LAN Local Area Network, what is within the area that you describe as local - usually seen as one physical location or part of a physical location (a lot depends on the size of the physical location).

WAN Wide Area Network is a whole bunch of LANs that are part of a bigger organisation.

One place I worked at, a military base spread out over a few square kilometres (think miles if that's easier for your) with a number of buildings and different units on it. Each unit in a building had a LAN, often this was the whole building, sometimes two LANs in the building. Each of the buildings were connected, via routers, to the rest of the base network. the base wide network was the WAN, as it covered the Wider Area.

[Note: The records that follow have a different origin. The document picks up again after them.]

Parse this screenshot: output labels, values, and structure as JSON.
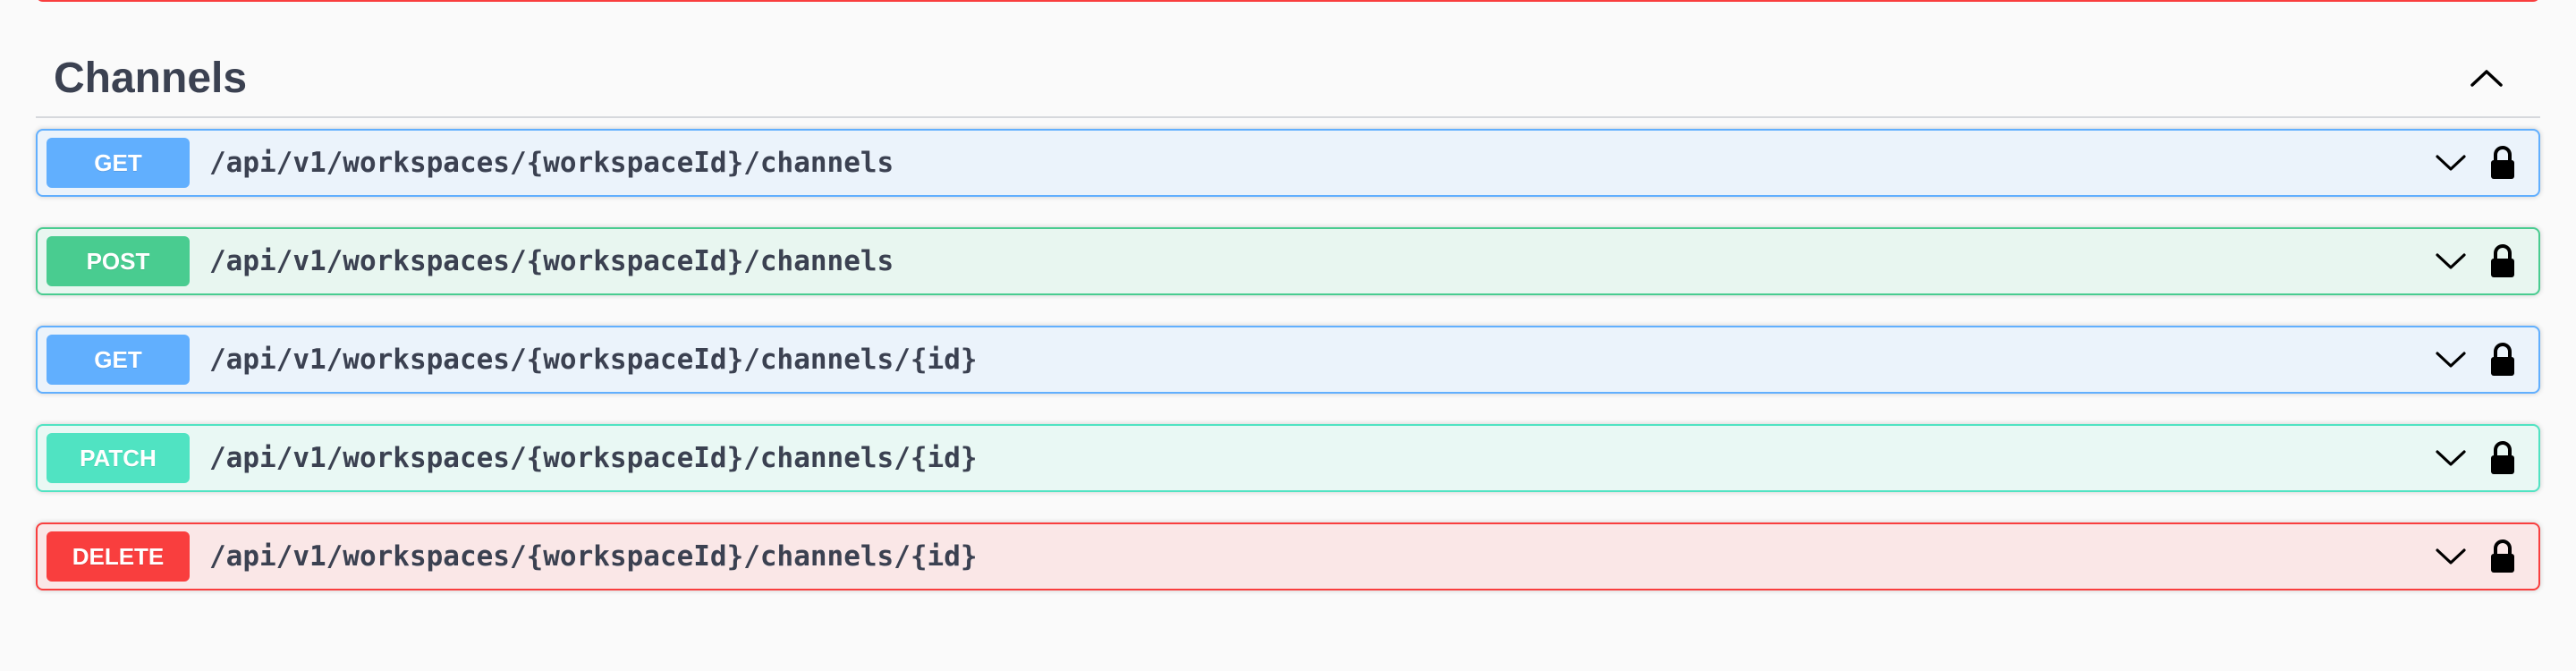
{
  "section": {
    "title": "Channels",
    "collapse_icon": "chevron-up-icon"
  },
  "operations": [
    {
      "method": "GET",
      "path": "/api/v1/workspaces/{workspaceId}/channels",
      "color": "#61affe"
    },
    {
      "method": "POST",
      "path": "/api/v1/workspaces/{workspaceId}/channels",
      "color": "#49cc90"
    },
    {
      "method": "GET",
      "path": "/api/v1/workspaces/{workspaceId}/channels/{id}",
      "color": "#61affe"
    },
    {
      "method": "PATCH",
      "path": "/api/v1/workspaces/{workspaceId}/channels/{id}",
      "color": "#50e3c2"
    },
    {
      "method": "DELETE",
      "path": "/api/v1/workspaces/{workspaceId}/channels/{id}",
      "color": "#f93e3e"
    }
  ],
  "icons": {
    "expand": "chevron-down-icon",
    "auth": "lock-icon"
  }
}
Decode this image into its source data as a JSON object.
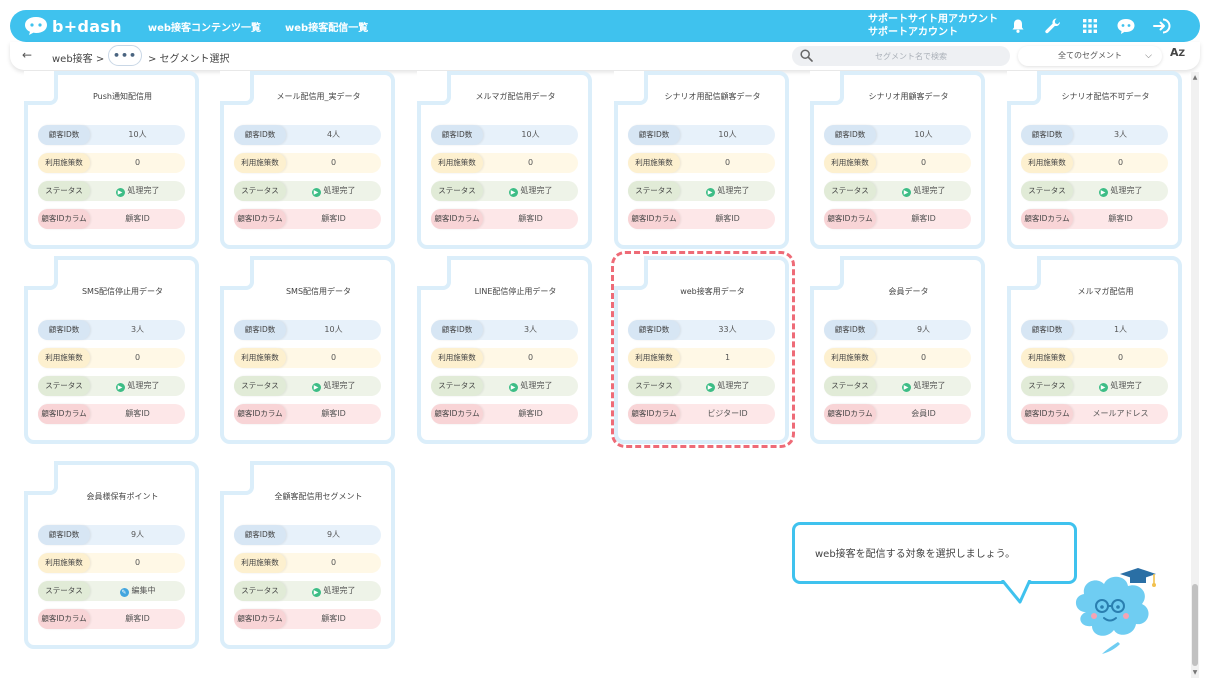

Go to my website www.bywater.net.au and move to the page on networking, there you will see a network diagram that I drew up some years ago, click on it to expand it. The whole network is a complex WAN with an Internet gateway. Each sub unit with an underlined title is a LAN, some are part of a WAN that are part of a larger WAN. The LANs Millicent, Penola, Naracoorte, Hamilton are all LANs that make up part of the WAN called Mt Gambier, this is also part of a larger WAN called Australia Green. Each network is connected to the others by a router, except Canberra as it's a second LAN within the same building and separated as a logical LAN on the same cable and router.

This diagram will show you the answer to a lot of your questions as it shows the various servers in each LAN. The numbers by each name is the number of client PCs in that LAN. This even shows how you can segregate the LANs by their IP numbers.